一方、NFTやトークンについては暴落や短期的な投機目的のものが多い印象が拭えない。世界中で人気を博したNFTも、アメリカや中国の動きにより大暴落した例もある。ギャンブル性を指摘されることすらあるGameFi領域で、sharefullの提供するサービスは息の長いビジョンを描く。

「通常のNFTプロジェクトと違い、世界に数個しかない限定性や絵のデザインが綺麗だということを軸に売り出すのではなく、レビューを書くことで収益が還元される機能性の点が大きく違い、主観での価格の上下が起きにくい。他のGameFiとの違いは、アプリ外の実経済とつながり、収益を上げて、コミュニティ内に還元する予定である点です。例えば、sharefullで獲得できるトークンで支払いができたり、例えば、レストラン予約をしたら、お店側から成果報酬をもらうといったビジネスモデルを計画。導入は来年中を目指しています」。

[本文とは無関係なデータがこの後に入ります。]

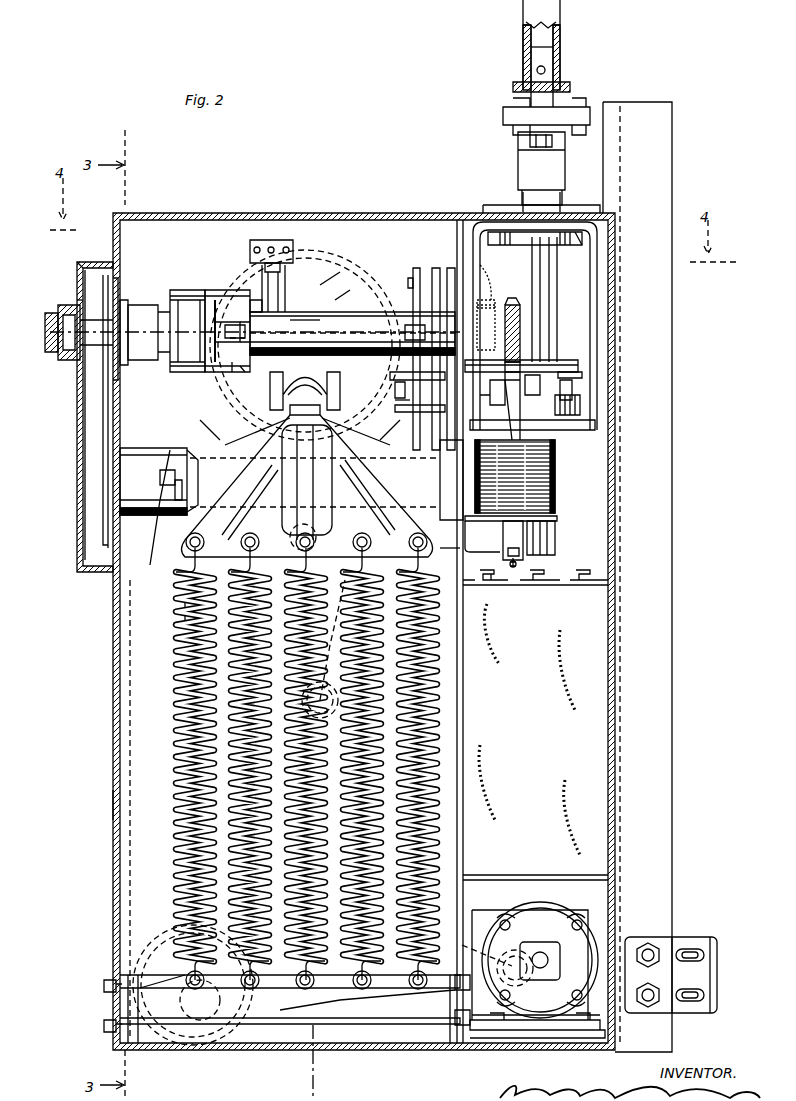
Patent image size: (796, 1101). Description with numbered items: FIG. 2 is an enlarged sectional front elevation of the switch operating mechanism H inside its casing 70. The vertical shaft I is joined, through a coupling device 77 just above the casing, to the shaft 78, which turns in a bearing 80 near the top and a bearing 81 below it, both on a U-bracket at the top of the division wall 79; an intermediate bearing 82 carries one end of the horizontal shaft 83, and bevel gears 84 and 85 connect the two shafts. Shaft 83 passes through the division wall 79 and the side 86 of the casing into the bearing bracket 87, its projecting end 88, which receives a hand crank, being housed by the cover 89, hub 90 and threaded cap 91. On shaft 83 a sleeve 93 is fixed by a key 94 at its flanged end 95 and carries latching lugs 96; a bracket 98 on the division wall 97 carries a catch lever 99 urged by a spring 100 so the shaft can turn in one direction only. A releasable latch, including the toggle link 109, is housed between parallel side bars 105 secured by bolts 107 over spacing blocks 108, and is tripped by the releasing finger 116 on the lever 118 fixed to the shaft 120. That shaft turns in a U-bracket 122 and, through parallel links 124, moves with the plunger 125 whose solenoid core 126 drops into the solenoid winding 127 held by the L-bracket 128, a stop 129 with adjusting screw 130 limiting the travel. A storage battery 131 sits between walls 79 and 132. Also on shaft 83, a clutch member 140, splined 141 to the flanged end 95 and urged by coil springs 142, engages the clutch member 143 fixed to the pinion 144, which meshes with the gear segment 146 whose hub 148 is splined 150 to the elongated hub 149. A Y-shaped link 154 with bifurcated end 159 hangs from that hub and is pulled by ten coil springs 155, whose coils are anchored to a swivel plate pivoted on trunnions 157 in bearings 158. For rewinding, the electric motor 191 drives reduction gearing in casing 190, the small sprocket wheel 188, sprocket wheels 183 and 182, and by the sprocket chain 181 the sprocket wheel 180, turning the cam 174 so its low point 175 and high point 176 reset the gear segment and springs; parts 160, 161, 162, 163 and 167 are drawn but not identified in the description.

The casing 70 is at (335, 212).
The division wall 79 is at (458, 232).
The storage battery 131 is at (590, 748).
The wall 132 is at (612, 655).
The shaft I is at (515, 20).
The coupling device 77 is at (515, 140).
The shaft 78 is at (556, 288).
The bearing 80 is at (583, 245).
The bearing 82 is at (490, 300).
The bevel gear 85 is at (522, 293).
The bevel gear 84 is at (570, 355).
The U-bracket 122 is at (532, 350).
The shaft 120 is at (575, 372).
The parallel links 124 is at (545, 385).
The bearing 81 is at (575, 415).
The plunger 125 is at (557, 470).
The solenoid winding 127 is at (557, 508).
The L-bracket 128 is at (555, 525).
The solenoid core 126 is at (496, 540).
The stop 129 is at (520, 556).
The screw 130 is at (517, 564).
The casing 190 is at (520, 900).
The small sprocket wheel 188 is at (545, 915).
The motor shaft 163 is at (515, 950).
The electric motor 191 is at (590, 938).
The side of the casing 86 is at (113, 262).
The bearing bracket 87 is at (108, 280).
The cover 89 is at (70, 262).
The hub 90 is at (77, 296).
The end of shaft 88 is at (62, 310).
The cap 91 is at (42, 328).
The gear segment 146 is at (130, 365).
The pinion 144 is at (145, 300).
The clutch member 143 is at (182, 290).
The clutch member 140 is at (195, 300).
The coil springs 142 is at (222, 290).
The spline 141 is at (240, 372).
The pin 161 is at (250, 370).
The latching lugs 96 is at (255, 300).
The key 94 is at (236, 323).
The flanged end 95 is at (255, 334).
The division wall 97 is at (365, 320).
The cam 174 is at (345, 290).
The sprocket wheel 180 is at (335, 275).
The shaft 83 is at (330, 340).
The sleeve 93 is at (305, 320).
The link 109 is at (405, 333).
The spring 100 is at (290, 262).
The bracket 98 is at (262, 266).
The catch lever 99 is at (250, 295).
The bolts 107 is at (413, 275).
The parallel side bars 105 is at (432, 275).
The spacing blocks 108 is at (447, 272).
The yoke 162 is at (320, 375).
The lever 118 is at (390, 376).
The releasing finger 116 is at (395, 390).
The coil springs 155 is at (392, 402).
The bar 167 is at (395, 410).
The hub 148 is at (165, 448).
The elongated hub 149 is at (170, 440).
The splining 150 is at (175, 490).
The link 154 is at (180, 600).
The low point 175 is at (305, 425).
The high point 176 is at (306, 540).
The bar 160 is at (451, 548).
The coil springs coils is at (306, 764).
The sprocket chain 181 is at (170, 768).
The switch operating mechanism H is at (100, 800).
The trunnions 157 is at (330, 1030).
The bearings 158 is at (100, 1012).
The bifurcated end 159 is at (110, 984).
The smaller sprocket wheel 182 is at (185, 1045).
The sprocket wheel 183 is at (210, 1020).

このシステムを構築するために、sharefullには各国からのスペシャリストが集結した。ブロックチェーン業界の第一人者の一人、ペルー発のNFTプロジェクトの創設者、世界展開しているトークン企業のプロダクト責任者、業界誌の表紙を飾るようなCXコンサル企業CEOも名を連ねる。共同創業者にはGameFiインフルエンサーであり、複数社経営する茶圓将裕氏が在籍する。

「人生は選択の連続、その選択の質を上げる助けになれたら幸いです」。

NFTアイテムの購入がGameFiプロダクトを利用するための必須条件になっていることが通例ではあるが、業界の裾野を広げていくために、sharefullの無料メール登録だけでも報酬を貯められるという仕組みも組み込む予定だ。無料版だと多少の制限はあるが、NFTアイテムを購入前にお試し利用してから切り替えることができるため、「NFTは不安」という人には大きな安心となる。もちろん、ゲームに参加せず、口コミサイトのみで利用も可能。

まずは食の分野からスタート。2022年12月にアルファ版が全世界でローンチされ、今後改良を加えながら、本格運用されていく。さらに2023年には旅行、医療、教育の分野へも展開しながら、サービス拡大を目指す。身近になっていくGameFiの世界を体験する良い機会になりそうだ。